GE’s Larry Culp Posted an Open Letter on LinkedIn. He’s Talking to Investors.
General Electric CEO Larry Culp ripped a page from the playbook of another CEO—Tesla‘s Elon Musk—and took his message directly to investors Monday.
Culp didn’t mirror Musk exactly—Culp posted on the career networking website LinkedIn and Musk is a Twitter (ticker: TWTR) devotee—but the aim was the same: to speak about his company without going through a filter like the mainstream media.
In his post, Culp laid out his vision for General Electric ( GE
) in the coming months and years. He started out simply with “Team,” addressing all GE stakeholders. He’s plainly including investors in the group.
Culp is transforming GE. There’s simply no other way to put it. In the three years since Culp took the reins, GE has paid down more than $80 billion in debt. And now it’s splitting into three companies–one dedicated to healthcare, one to commercial aerospace, and one to power generation.
Still, since GE announced the split in early November, shares are down about 11%. The S&P 500 and Dow Jones Industrial Average are both down about 1% over the same period.
Investors are worried about the stock becoming dead money. The split won’t be wrapped up for about two years, giving investors a long time to wait for the valuation creation that might come from breaking up into three parts.
Culp is standing firm, though. “We are on a path to become three stronger, more-focused companies positioned to lead in the important high-growth sectors of aviation, healthcare, and energy,” he wrote in his post.
The last thing that Culp wants, of course, is for investors to abandon the stock between now and the split. “Our continued deleveraging and scaling of lean company-wide will further solidify our financial position and allow GE to play more offense through organic and inorganic growth opportunities,” he added. Acquisitions and more changes are possible between now and the time the spins come to fruition.

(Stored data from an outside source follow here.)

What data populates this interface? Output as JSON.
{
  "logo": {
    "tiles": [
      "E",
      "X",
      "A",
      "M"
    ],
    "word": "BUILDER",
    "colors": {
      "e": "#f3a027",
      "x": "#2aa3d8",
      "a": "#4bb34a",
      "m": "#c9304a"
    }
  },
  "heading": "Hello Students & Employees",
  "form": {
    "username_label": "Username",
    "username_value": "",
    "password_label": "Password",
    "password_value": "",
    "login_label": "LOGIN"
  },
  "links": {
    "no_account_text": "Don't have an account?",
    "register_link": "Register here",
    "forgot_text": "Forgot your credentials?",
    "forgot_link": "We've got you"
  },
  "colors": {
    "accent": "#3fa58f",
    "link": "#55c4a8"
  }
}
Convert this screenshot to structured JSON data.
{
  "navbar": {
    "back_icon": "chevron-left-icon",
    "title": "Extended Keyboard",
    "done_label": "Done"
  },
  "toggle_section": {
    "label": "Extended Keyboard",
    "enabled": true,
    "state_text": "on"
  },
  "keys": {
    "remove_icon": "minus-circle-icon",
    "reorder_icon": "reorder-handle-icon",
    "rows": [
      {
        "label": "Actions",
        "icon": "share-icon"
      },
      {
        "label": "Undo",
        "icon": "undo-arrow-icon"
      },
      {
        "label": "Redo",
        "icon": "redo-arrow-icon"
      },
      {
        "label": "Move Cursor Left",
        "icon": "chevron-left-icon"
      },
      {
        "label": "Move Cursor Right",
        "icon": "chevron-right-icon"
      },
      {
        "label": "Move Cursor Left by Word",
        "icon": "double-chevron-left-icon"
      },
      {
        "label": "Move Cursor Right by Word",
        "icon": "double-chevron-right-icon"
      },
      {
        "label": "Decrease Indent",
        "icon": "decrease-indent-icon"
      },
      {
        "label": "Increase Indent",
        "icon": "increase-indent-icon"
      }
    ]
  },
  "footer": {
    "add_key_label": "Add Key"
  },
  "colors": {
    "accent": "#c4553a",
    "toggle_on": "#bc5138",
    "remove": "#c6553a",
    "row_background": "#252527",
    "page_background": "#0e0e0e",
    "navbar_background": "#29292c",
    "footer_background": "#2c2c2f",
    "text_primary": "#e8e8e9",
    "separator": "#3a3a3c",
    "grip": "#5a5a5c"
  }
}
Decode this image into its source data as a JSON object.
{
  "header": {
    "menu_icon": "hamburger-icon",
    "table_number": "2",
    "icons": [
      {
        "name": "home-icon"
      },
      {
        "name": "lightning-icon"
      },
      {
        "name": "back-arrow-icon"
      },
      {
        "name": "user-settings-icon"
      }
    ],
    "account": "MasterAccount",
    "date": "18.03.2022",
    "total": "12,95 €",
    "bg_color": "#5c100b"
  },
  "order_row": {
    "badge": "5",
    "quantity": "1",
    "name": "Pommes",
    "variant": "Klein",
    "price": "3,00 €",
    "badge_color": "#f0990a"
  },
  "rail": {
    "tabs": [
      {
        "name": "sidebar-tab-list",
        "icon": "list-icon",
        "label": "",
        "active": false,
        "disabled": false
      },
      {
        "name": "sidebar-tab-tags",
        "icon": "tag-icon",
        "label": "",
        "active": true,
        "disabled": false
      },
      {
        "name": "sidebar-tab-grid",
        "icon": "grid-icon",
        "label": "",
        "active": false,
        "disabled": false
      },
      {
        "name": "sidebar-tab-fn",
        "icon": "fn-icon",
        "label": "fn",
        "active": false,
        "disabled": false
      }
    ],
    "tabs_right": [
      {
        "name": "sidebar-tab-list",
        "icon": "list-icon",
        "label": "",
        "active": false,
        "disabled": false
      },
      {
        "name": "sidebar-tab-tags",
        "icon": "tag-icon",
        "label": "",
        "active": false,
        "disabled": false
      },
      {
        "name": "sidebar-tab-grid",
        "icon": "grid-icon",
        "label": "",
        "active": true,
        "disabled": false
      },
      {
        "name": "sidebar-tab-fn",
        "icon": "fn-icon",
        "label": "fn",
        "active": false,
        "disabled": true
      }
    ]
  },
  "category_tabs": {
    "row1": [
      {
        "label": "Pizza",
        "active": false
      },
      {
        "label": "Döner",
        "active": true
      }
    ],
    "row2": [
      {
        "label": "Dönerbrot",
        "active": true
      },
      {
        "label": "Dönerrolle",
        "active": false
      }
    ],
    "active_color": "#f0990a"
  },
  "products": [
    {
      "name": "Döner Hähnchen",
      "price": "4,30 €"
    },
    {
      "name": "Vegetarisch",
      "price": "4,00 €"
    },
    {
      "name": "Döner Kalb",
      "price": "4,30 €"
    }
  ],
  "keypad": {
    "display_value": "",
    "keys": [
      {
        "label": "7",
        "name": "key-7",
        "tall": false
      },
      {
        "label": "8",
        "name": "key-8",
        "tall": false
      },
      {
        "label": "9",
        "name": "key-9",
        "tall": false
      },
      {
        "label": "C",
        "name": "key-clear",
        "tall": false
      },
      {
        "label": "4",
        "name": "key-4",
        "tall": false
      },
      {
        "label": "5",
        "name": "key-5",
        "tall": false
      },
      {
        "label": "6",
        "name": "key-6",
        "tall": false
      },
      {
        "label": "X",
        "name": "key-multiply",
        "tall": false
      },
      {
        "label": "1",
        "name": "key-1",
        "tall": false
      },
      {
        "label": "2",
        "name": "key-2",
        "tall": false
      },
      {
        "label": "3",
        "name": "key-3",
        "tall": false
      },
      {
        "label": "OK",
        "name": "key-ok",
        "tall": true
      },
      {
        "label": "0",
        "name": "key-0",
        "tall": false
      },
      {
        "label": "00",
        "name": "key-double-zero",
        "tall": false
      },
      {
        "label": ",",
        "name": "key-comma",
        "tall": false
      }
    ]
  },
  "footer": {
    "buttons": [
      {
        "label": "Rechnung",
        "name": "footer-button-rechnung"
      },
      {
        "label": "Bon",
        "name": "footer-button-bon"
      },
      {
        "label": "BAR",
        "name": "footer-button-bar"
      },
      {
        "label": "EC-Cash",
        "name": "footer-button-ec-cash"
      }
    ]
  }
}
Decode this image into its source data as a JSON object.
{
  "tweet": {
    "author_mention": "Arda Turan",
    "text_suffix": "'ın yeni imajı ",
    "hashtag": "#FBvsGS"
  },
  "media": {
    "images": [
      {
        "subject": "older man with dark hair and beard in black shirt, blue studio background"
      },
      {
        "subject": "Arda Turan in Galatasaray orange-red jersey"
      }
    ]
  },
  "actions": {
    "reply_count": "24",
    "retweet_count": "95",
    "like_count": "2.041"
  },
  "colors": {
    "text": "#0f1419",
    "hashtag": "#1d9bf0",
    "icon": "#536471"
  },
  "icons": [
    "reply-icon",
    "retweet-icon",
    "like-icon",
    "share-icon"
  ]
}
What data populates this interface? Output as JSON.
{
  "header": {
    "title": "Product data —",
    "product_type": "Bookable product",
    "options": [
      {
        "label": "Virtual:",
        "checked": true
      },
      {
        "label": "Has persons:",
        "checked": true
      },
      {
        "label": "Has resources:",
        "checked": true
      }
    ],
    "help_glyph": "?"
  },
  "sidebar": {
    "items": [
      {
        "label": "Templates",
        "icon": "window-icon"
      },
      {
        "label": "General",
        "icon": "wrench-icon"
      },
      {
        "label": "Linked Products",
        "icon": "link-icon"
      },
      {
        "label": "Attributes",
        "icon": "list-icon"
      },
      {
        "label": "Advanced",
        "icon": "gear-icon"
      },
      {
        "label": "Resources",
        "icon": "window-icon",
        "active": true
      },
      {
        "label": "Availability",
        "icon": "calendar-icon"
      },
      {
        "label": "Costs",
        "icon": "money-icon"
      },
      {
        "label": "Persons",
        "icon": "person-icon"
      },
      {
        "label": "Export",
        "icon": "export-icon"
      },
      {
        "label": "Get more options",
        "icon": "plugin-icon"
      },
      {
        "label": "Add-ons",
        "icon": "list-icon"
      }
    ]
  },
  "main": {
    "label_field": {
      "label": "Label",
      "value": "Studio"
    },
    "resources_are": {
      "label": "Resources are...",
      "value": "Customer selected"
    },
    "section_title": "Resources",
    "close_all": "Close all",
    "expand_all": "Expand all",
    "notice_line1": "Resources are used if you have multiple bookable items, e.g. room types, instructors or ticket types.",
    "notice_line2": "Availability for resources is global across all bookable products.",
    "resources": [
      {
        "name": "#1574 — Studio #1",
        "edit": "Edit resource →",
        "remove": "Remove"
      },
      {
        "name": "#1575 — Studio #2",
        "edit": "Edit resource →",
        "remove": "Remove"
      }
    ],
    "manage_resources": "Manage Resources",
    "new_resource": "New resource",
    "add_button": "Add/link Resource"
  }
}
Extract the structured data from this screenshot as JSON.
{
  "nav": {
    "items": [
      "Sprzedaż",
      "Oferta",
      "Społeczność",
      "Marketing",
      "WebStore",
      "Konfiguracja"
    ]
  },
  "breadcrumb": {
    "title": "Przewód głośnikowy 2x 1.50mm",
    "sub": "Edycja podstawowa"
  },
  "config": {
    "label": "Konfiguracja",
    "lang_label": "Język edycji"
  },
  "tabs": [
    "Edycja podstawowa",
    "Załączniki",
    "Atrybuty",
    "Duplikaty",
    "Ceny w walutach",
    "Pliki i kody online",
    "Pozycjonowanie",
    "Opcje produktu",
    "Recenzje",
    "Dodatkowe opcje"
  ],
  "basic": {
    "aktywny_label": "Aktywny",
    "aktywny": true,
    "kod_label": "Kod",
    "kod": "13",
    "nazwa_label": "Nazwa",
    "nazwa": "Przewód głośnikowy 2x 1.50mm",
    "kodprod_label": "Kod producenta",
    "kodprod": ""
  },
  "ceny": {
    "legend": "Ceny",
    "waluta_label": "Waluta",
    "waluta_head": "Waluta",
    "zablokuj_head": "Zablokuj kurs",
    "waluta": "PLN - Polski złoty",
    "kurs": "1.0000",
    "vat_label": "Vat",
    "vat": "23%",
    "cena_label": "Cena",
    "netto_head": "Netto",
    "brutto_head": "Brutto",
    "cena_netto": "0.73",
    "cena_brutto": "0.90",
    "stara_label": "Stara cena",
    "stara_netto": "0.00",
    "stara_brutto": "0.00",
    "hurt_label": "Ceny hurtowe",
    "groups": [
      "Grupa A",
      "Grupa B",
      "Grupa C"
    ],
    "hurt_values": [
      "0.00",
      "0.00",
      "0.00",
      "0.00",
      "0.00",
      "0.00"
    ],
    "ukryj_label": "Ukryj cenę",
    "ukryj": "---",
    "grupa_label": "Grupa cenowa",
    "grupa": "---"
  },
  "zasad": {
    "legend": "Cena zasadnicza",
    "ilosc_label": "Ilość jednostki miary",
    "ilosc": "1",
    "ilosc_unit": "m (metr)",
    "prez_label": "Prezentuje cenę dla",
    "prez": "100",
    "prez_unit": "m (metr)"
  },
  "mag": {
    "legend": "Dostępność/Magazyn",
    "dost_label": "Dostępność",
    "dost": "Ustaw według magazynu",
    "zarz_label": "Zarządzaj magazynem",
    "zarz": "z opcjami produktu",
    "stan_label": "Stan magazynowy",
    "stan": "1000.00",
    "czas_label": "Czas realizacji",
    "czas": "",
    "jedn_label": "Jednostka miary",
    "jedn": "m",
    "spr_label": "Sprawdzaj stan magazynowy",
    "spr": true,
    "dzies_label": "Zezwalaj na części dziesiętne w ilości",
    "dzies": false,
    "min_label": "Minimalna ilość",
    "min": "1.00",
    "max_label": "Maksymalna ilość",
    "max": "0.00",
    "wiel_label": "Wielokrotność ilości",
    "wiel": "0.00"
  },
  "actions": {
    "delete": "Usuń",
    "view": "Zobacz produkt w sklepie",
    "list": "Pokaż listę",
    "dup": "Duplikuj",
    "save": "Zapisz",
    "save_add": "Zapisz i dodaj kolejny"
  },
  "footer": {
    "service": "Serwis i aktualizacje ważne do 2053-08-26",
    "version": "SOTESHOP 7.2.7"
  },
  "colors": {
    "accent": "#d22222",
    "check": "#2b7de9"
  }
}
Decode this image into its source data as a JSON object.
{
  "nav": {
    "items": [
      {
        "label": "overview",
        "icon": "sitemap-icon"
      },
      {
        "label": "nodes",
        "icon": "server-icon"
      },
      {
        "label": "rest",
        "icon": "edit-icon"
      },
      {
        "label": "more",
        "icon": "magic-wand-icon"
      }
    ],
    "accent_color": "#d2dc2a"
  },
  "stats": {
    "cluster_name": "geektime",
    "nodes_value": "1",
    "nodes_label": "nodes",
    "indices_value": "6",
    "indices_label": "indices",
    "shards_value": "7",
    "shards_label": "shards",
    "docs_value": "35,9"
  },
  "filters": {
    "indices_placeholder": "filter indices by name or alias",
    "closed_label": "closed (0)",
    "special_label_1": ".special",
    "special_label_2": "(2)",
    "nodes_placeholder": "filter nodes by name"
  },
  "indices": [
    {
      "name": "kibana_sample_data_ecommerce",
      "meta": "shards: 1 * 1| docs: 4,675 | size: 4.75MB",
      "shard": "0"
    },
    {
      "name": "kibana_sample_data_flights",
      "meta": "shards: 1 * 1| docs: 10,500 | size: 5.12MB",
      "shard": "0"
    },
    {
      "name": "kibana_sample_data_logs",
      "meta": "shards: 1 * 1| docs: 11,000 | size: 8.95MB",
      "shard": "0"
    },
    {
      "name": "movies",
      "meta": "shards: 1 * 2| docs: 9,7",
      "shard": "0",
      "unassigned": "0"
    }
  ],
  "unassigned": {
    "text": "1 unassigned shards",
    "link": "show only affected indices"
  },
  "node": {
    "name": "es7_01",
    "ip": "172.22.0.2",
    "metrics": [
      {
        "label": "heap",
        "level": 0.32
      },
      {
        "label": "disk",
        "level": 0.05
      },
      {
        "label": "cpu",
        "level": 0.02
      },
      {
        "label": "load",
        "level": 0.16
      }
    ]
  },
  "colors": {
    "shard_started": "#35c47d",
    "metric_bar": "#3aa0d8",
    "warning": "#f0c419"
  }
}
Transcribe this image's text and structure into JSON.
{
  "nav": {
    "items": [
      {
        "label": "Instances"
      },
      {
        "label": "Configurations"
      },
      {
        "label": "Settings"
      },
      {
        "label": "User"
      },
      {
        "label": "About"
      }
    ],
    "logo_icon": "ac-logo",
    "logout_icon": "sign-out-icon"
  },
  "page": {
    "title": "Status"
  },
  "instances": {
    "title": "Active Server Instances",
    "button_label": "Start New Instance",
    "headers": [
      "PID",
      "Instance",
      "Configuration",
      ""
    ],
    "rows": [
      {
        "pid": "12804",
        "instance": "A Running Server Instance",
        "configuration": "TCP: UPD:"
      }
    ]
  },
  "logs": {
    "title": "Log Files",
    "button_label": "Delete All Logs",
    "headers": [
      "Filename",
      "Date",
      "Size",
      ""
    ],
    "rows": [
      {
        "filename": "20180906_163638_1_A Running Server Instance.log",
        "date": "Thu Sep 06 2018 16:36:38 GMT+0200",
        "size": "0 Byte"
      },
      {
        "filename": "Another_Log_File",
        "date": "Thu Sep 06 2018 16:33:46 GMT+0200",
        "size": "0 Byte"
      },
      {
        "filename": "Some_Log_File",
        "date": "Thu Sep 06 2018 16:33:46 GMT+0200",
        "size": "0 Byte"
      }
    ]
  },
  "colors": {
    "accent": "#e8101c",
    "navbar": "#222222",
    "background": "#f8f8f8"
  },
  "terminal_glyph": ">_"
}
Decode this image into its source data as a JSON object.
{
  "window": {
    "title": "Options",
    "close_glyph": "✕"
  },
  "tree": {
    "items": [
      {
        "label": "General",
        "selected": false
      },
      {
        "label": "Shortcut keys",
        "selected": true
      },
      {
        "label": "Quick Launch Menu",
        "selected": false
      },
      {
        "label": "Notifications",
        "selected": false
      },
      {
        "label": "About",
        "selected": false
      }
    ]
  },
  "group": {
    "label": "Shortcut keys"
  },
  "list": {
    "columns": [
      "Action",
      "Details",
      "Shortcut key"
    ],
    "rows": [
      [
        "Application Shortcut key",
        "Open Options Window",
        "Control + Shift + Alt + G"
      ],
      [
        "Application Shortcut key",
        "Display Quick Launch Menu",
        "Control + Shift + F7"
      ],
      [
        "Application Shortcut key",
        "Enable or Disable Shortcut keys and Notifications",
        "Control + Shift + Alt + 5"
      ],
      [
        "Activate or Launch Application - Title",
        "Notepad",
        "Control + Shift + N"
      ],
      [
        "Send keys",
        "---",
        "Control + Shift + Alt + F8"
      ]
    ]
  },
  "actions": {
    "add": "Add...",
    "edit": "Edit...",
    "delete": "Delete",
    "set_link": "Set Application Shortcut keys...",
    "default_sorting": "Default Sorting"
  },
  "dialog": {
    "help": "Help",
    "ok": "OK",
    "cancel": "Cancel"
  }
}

Wall Street analysts are siding with Culp in the dead-money debate. About 70% of them covering the stock rate shares Buy. The average Buy-rating ratio for stocks in the S&P 500 is about 55%.
The average analyst price target is about $120 a share, up more than 20% from the price of the past few days. The upside implied by analyst target prices has averaged about 11% over the past year.
The selloff since the split announcement has left investors a little more cushion with the shares than usual.